All the data crunching tools in the world won’t help you as much as the ability to draw conclusions. Practice your skills. Start with Venn Diagrams.
The only metrics that matter are money and customer satisfaction
Understand that there are different kinds of problem solving. Read “Analytical Thinking: How To Take Thinking Apart And What To Look For When You Do” criticalthinking.org
Develop multiple ways of thinking about things.
From the end result backwards
From the customers’ perspective
Insights are most valuable if they help an individual get recognition, a raise and/or a promotion. Otherwise, that insight might never be put to use.
Create an Insight Portal like Yahoo!’s. Any analyst (or anybody) can post an insight, uploading the report on which they based their opinion with links to the data. These posts are tagged, searchable, rated, commented on and the number of times they are viewed (and by whom) noted. They include conference trip notes, PowerPoint decks, etc.
All too often, business people approach analysts after the fact and ask, “What happened?” Once you train them to bring you in at the beginning of a project, you can start with The Dance. During The Dance, your job is to understand how much they know and how much they are going to be able to understand. How much experience do they have with the data, data analysis and the application of results to a business issue? You must also determine their definition of success for the project and what decisions are going to be made based on the results. Taken to its logical extreme, you can get them to pre-define their actions depending on the results.
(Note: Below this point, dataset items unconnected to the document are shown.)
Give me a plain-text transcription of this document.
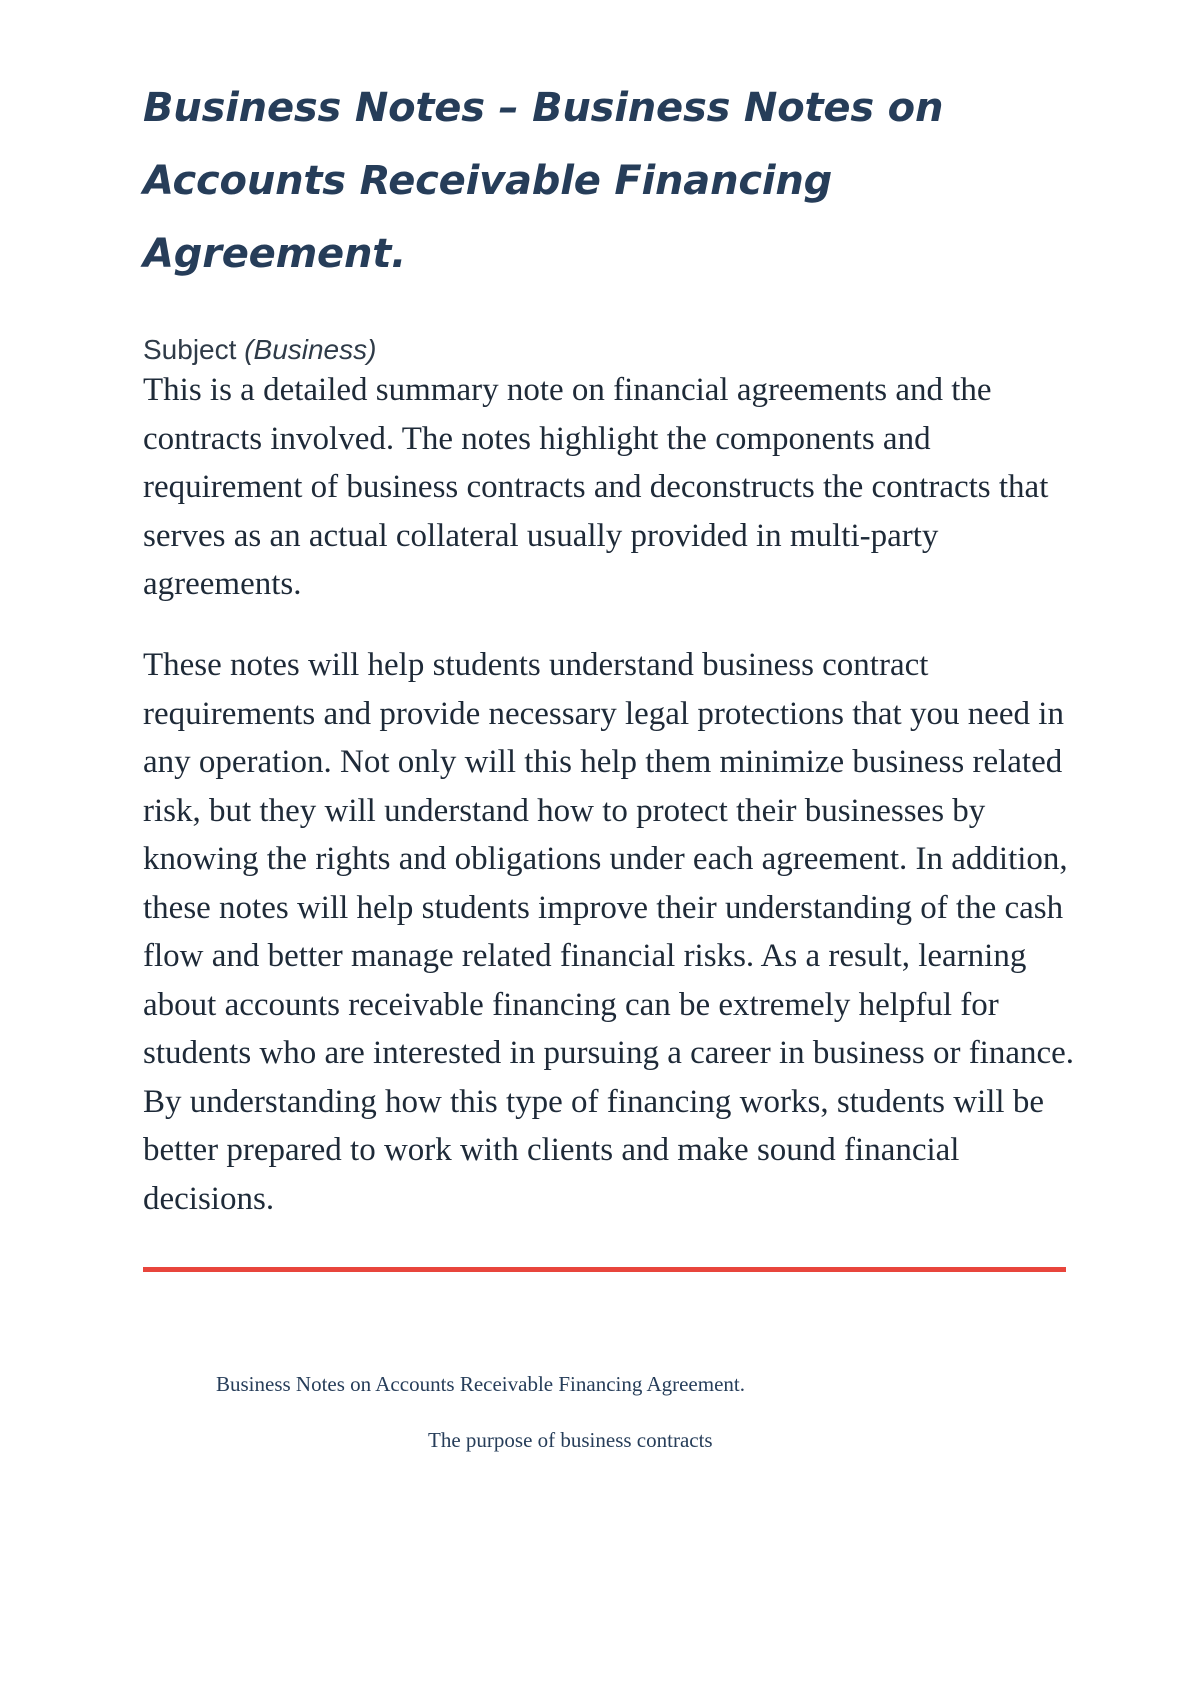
Business Notes – Business Notes on Accounts Receivable Financing Agreement.
Subject (Business)

This is a detailed summary note on financial agreements and the contracts involved. The notes highlight the components and requirement of business contracts and deconstructs the contracts that serves as an actual collateral usually provided in multi-party agreements.

These notes will help students understand business contract requirements and provide necessary legal protections that you need in any operation. Not only will this help them minimize business related risk, but they will understand how to protect their businesses by knowing the rights and obligations under each agreement. In addition, these notes will help students improve their understanding of the cash flow and better manage related financial risks. As a result, learning about accounts receivable financing can be extremely helpful for students who are interested in pursuing a career in business or finance. By understanding how this type of financing works, students will be better prepared to work with clients and make sound financial decisions.

Business Notes on Accounts Receivable Financing Agreement.
The purpose of business contracts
If this KPI goes up by 25% we’ll do X
If this KPI goes down by 15% we’ll do Y
If this KPI does not change we’ll do Z
“Decisioneering” – coined by Chris Worland from Microsoft
Offering to improve business results will raise the profile of the analyst’s domain.
We can improve
by this percent
in this time frame
if we run this test
for which we will need these resources
There is a danger of diminishing returns when going after perfect data. It is not perfect and never will be. Analysts who spend too much time cleansing their data or continually cannot make a recommendation because there is not enough data should be retrained or replaced.
Analysis is about communication. Be sure to create reports that are accessible to the target audience. The New York Times got much more attention when they formatted their charts to look like New York Times financial page reports.
Define the problem. Given an hour to save the world, Einstein said he would spend 59 minutes defining the problem and one minute solving it.
Act like a recommendation engine. “You know, people who liked this report also liked this one.”
Never automate report distribution. It is an invitation to ignore the data. If they are not using the information to make business decision, they do not need to know the most visited page or the most popular exit page.
If you are going to highlight key learnings or keen insights, keep it to a minimum. Talk about two or three things at once – at most. The rest can wait for another conversation.
If you can match the behavior data with the attitudinal data, that’s good. If you can match the two of those to verbatim comments, that’s magic. People don’t respond as well to, “We have a 12% non-completion rate,” as they do to, “57 people told us they got stuck trying to change their profile settings and then we saw more than 750 were unsuccessful yesterday. We should do something.”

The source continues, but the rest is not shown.